What to investigate if you may already be exposed

Organizations with internet-facing SharePoint should assume that patching alone may not be enough. Start by reviewing the period before and immediately after July 14, 2026, when fixes became available. Focus on anomalous authenticated activity from Site Owner accounts, unexpected changes to SharePoint pages or web parts, suspicious uploads, unknown scheduled tasks, unusual PowerShell execution, IIS worker process child processes, and unexplained changes to machine keys or configuration files.

If there are signs of compromise, preserve logs and disk evidence before making destructive changes.

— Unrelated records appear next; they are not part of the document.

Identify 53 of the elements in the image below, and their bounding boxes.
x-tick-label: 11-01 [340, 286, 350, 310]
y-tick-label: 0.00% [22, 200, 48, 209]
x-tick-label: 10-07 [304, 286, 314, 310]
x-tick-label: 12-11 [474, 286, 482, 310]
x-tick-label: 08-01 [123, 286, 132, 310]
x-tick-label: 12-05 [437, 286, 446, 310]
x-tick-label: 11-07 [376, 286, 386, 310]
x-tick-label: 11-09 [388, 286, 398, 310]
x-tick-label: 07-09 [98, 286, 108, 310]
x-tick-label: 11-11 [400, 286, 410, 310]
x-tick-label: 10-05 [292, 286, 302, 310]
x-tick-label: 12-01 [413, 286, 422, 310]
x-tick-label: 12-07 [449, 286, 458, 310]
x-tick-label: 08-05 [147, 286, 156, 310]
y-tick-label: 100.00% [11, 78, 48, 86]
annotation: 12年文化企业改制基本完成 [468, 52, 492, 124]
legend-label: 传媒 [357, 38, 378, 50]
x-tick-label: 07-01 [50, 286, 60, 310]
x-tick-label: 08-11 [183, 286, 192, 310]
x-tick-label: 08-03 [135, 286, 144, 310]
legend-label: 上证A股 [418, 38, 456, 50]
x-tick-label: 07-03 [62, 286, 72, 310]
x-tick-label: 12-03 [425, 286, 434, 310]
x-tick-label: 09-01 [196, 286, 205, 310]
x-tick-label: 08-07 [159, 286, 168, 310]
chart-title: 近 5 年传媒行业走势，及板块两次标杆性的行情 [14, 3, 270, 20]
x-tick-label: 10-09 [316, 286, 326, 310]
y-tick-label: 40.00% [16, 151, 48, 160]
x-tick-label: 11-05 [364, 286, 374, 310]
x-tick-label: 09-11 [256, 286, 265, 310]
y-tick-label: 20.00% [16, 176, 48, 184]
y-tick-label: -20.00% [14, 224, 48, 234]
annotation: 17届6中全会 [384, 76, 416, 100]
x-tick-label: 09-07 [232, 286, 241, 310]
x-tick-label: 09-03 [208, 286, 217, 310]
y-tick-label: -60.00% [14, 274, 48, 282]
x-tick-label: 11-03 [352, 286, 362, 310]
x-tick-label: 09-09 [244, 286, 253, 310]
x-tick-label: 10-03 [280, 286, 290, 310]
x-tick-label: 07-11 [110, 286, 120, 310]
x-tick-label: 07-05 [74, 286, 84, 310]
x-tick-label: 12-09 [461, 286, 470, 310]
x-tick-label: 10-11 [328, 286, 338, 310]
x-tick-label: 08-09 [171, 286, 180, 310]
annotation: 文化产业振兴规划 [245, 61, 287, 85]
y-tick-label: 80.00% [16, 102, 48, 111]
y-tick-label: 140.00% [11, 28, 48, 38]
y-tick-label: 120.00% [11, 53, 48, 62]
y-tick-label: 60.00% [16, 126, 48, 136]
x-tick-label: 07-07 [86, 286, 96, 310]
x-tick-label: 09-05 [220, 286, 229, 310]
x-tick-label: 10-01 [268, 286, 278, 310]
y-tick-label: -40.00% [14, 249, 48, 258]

Rotate credentials, service account secrets, certificates, and IIS machine keys only as part of a coordinated containment plan. Consider engaging incident response support if SharePoint is internet-facing, handles sensitive data, or is integrated with identity and document-management workflows.

Bottom line

CVE-2026-58644 is a critical SharePoint Server vulnerability with confirmed exploitation, a KEV deadline, and realistic paths from compromised site privileges to deeper server compromise. Treat on-premises SharePoint as a high-priority asset this week: patch, verify, hunt, harden, and reduce exposure.